I urge you to read into Mr. Allen’s work and what he concludes and delivers because the only thing I can offer is an echo of the classes and time I spent talking to him. But from what I could gleam, there is plenty to see in the faces and the stories told on the sides of those glorious corpse eaters.

The stories we leave behind decide how we will be remembered. It is no small thing, carrying on someone’s legacy. But the truth is that it is carved in stone here. Who were you in life, that you would invest in a tale after your death, and more so why that tale, why there? It all comes to intent, it has meaning, it is art because of that. Someone proud of their wealth will depict all of their possessions, knowledge includes the scroll and scribe of the writer, a warrior perhaps will carry on in battle in their death with an army at their back. And we’re here some thousand or two years later still considering these names and actions, and we think about them as people who had something to say.

Today we have eulogies. We have wakes. We have pissing contests outside of the bar where they would regularly stake their claim to glory with fists and blood. It is more subtle, but, we still tell our stories when we pass. The Romans looked to death as an unwakeable sleep in which you move from one state of consciousness into unconsciousness and endless dreams. In those endless dreams the moons and sun pass by unable to stir even a thought as the soul slumbers in its next form of life. Not true for all but enough that it seems to hold up. I think it is most commonly similar to how we say “They’re sleeping” to one another in a true sort of comfort. Now their work is done.

Without the poetry and the romance, the words carefully laid out, the intent left behind, what does it mean? I think it has been very simple. The things that you surround yourself with in life will follow you to the grave.

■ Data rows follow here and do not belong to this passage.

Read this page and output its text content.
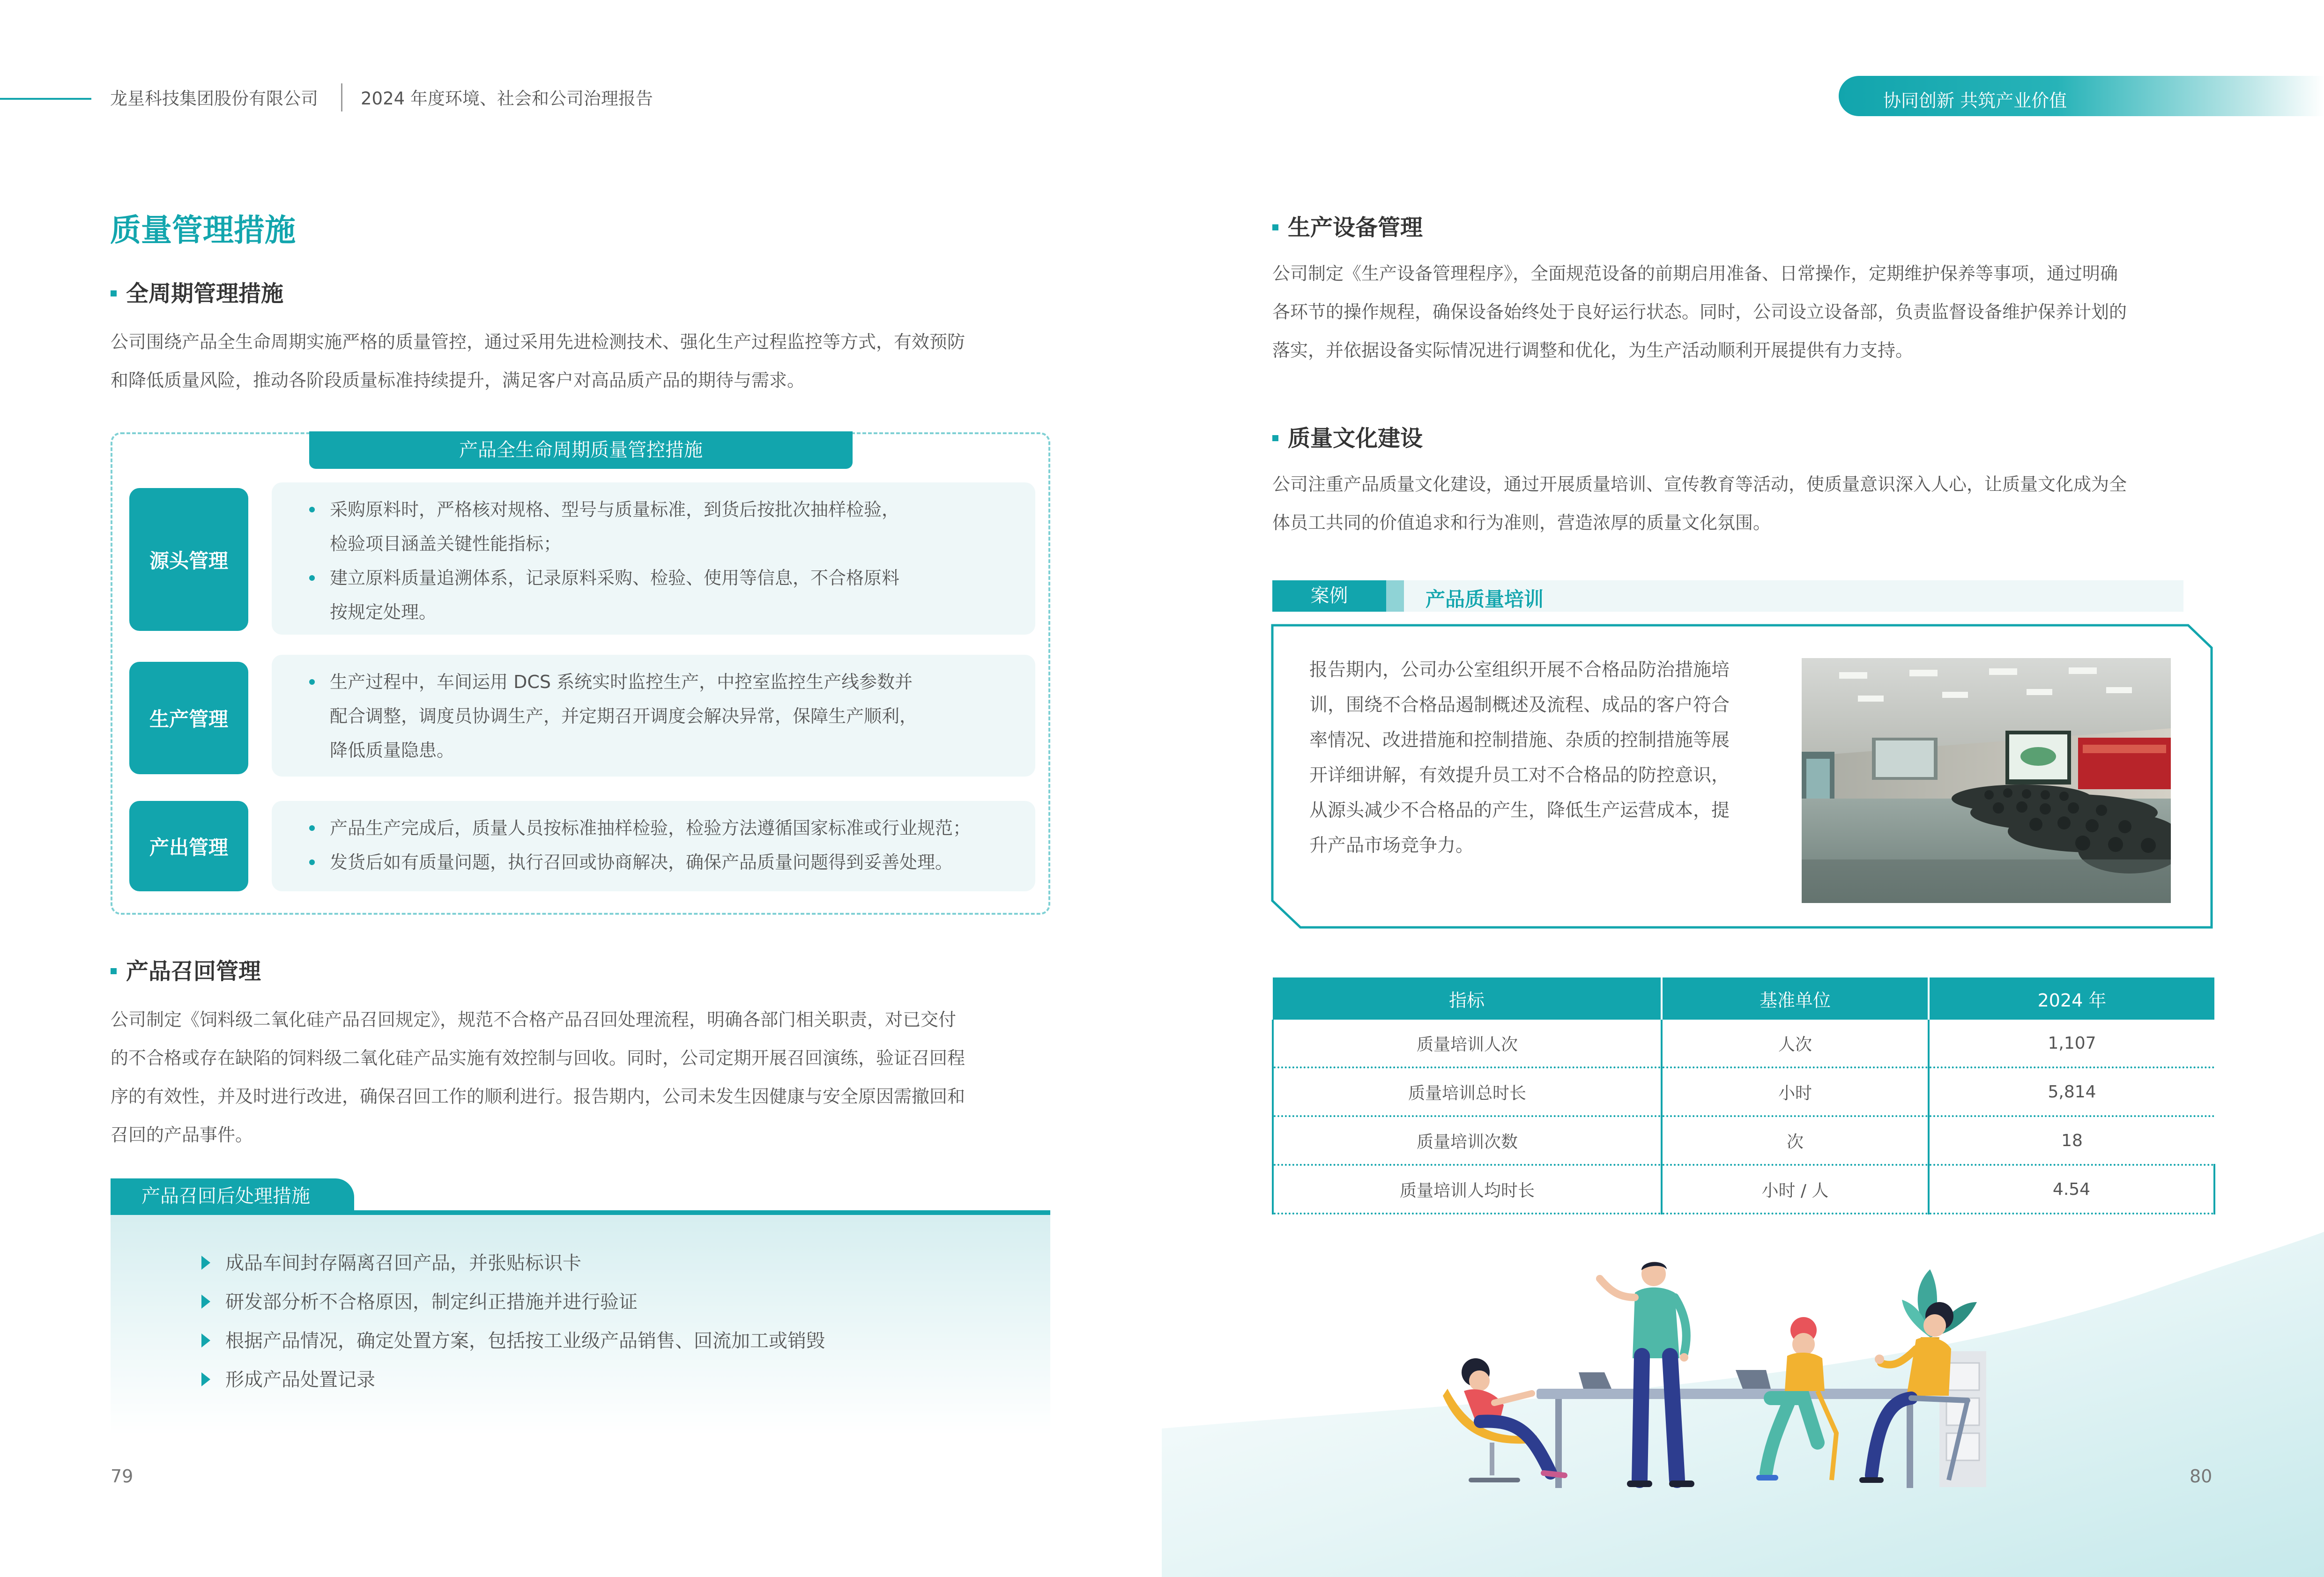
龙星科技集团股份有限公司 2024 年度环境、社会和公司治理报告	协同创新 共筑产业价值
质量管理措施
全周期管理措施
公司围绕产品全生命周期实施严格的质量管控，通过采用先进检测技术、强化生产过程监控等方式，有效预防
和降低质量风险，推动各阶段质量标准持续提升，满足客户对高品质产品的期待与需求。
产品全生命周期质量管控措施
源头管理
采购原料时，严格核对规格、型号与质量标准，到货后按批次抽样检验，
检验项目涵盖关键性能指标；
建立原料质量追溯体系，记录原料采购、检验、使用等信息，不合格原料
按规定处理。
生产管理
生产过程中，车间运用 DCS 系统实时监控生产，中控室监控生产线参数并
配合调整，调度员协调生产，并定期召开调度会解决异常，保障生产顺利，
降低质量隐患。
产出管理
产品生产完成后，质量人员按标准抽样检验，检验方法遵循国家标准或行业规范；
发货后如有质量问题，执行召回或协商解决，确保产品质量问题得到妥善处理。
产品召回管理
公司制定《饲料级二氧化硅产品召回规定》，规范不合格产品召回处理流程，明确各部门相关职责，对已交付
的不合格或存在缺陷的饲料级二氧化硅产品实施有效控制与回收。同时，公司定期开展召回演练，验证召回程
序的有效性，并及时进行改进，确保召回工作的顺利进行。报告期内，公司未发生因健康与安全原因需撤回和
召回的产品事件。
产品召回后处理措施
成品车间封存隔离召回产品，并张贴标识卡
研发部分析不合格原因，制定纠正措施并进行验证
根据产品情况，确定处置方案，包括按工业级产品销售、回流加工或销毁
形成产品处置记录
79
生产设备管理
公司制定《生产设备管理程序》，全面规范设备的前期启用准备、日常操作，定期维护保养等事项，通过明确
各环节的操作规程，确保设备始终处于良好运行状态。同时，公司设立设备部，负责监督设备维护保养计划的
落实，并依据设备实际情况进行调整和优化，为生产活动顺利开展提供有力支持。
质量文化建设
公司注重产品质量文化建设，通过开展质量培训、宣传教育等活动，使质量意识深入人心，让质量文化成为全
体员工共同的价值追求和行为准则，营造浓厚的质量文化氛围。
案例	产品质量培训
报告期内，公司办公室组织开展不合格品防治措施培
训，围绕不合格品遏制概述及流程、成品的客户符合
率情况、改进措施和控制措施、杂质的控制措施等展
开详细讲解，有效提升员工对不合格品的防控意识，
从源头减少不合格品的产生，降低生产运营成本，提
升产品市场竞争力。
指标	基准单位	2024 年
质量培训人次	人次	1,107
质量培训总时长	小时	5,814
质量培训次数	次	18
质量培训人均时长	小时 / 人	4.54
80
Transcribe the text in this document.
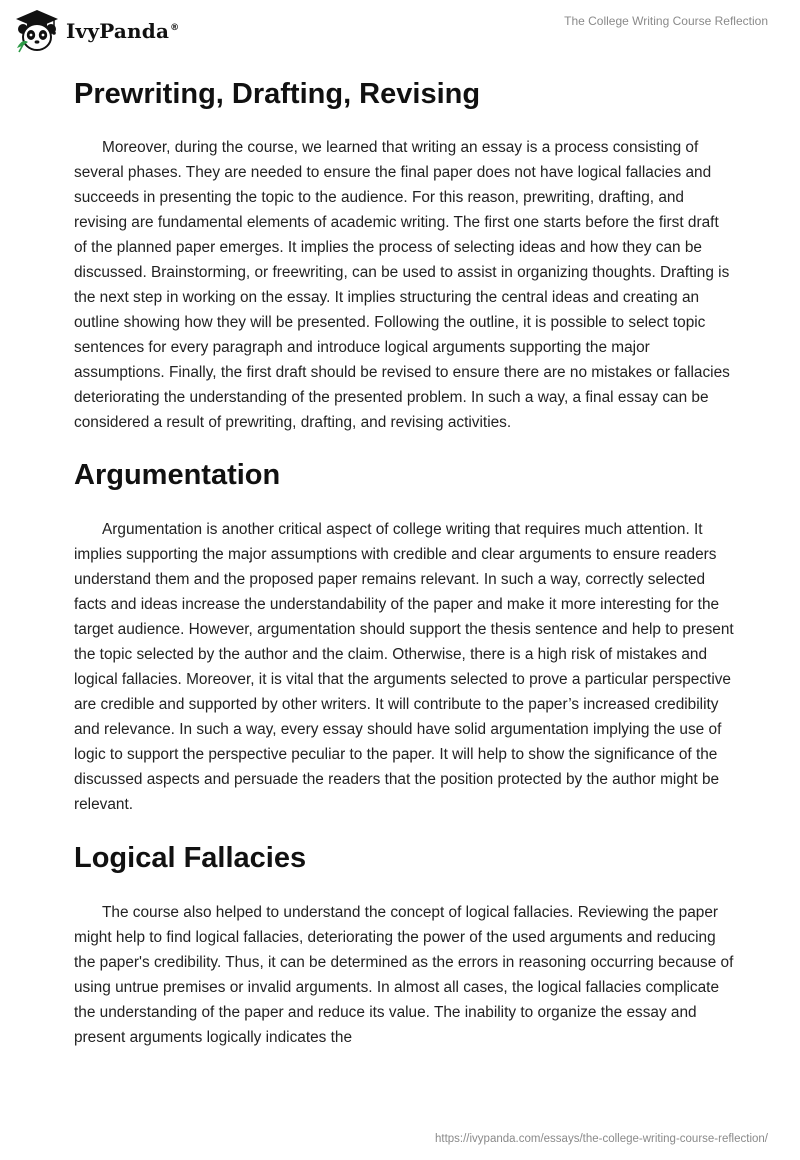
IvyPanda®
The College Writing Course Reflection
Prewriting, Drafting, Revising

Moreover, during the course, we learned that writing an essay is a process consisting of several phases. They are needed to ensure the final paper does not have logical fallacies and succeeds in presenting the topic to the audience. For this reason, prewriting, drafting, and revising are fundamental elements of academic writing. The first one starts before the first draft of the planned paper emerges. It implies the process of selecting ideas and how they can be discussed. Brainstorming, or freewriting, can be used to assist in organizing thoughts. Drafting is the next step in working on the essay. It implies structuring the central ideas and creating an outline showing how they will be presented. Following the outline, it is possible to select topic sentences for every paragraph and introduce logical arguments supporting the major assumptions. Finally, the first draft should be revised to ensure there are no mistakes or fallacies deteriorating the understanding of the presented problem. In such a way, a final essay can be considered a result of prewriting, drafting, and revising activities.

Argumentation

Argumentation is another critical aspect of college writing that requires much attention. It implies supporting the major assumptions with credible and clear arguments to ensure readers understand them and the proposed paper remains relevant. In such a way, correctly selected facts and ideas increase the understandability of the paper and make it more interesting for the target audience. However, argumentation should support the thesis sentence and help to present the topic selected by the author and the claim. Otherwise, there is a high risk of mistakes and logical fallacies. Moreover, it is vital that the arguments selected to prove a particular perspective are credible and supported by other writers. It will contribute to the paper’s increased credibility and relevance. In such a way, every essay should have solid argumentation implying the use of logic to support the perspective peculiar to the paper. It will help to show the significance of the discussed aspects and persuade the readers that the position protected by the author might be relevant.

Logical Fallacies

The course also helped to understand the concept of logical fallacies. Reviewing the paper might help to find logical fallacies, deteriorating the power of the used arguments and reducing the paper's credibility. Thus, it can be determined as the errors in reasoning occurring because of using untrue premises or invalid arguments. In almost all cases, the logical fallacies complicate the understanding of the paper and reduce its value. The inability to organize the essay and present arguments logically indicates the

https://ivypanda.com/essays/the-college-writing-course-reflection/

It’s not hard to follow that. If you invest in family, that’s who will bury you. If you chase wealth, your money will lay your head to rest. Luxury, imbibe, risk will all accompany you much longer than any living memory. So what you lay in stone, will lay you in stone. So tell your stories to the living, carve your tales while you’re alive, pick the plot where your body lays.

Remember you can never wake up to the sunrise again, one day. You can never rest your head against the warmth of the sun, one day. But every day you can, write how you would like to through your actions and through your words. The world does not tell your story, the things closest to you do.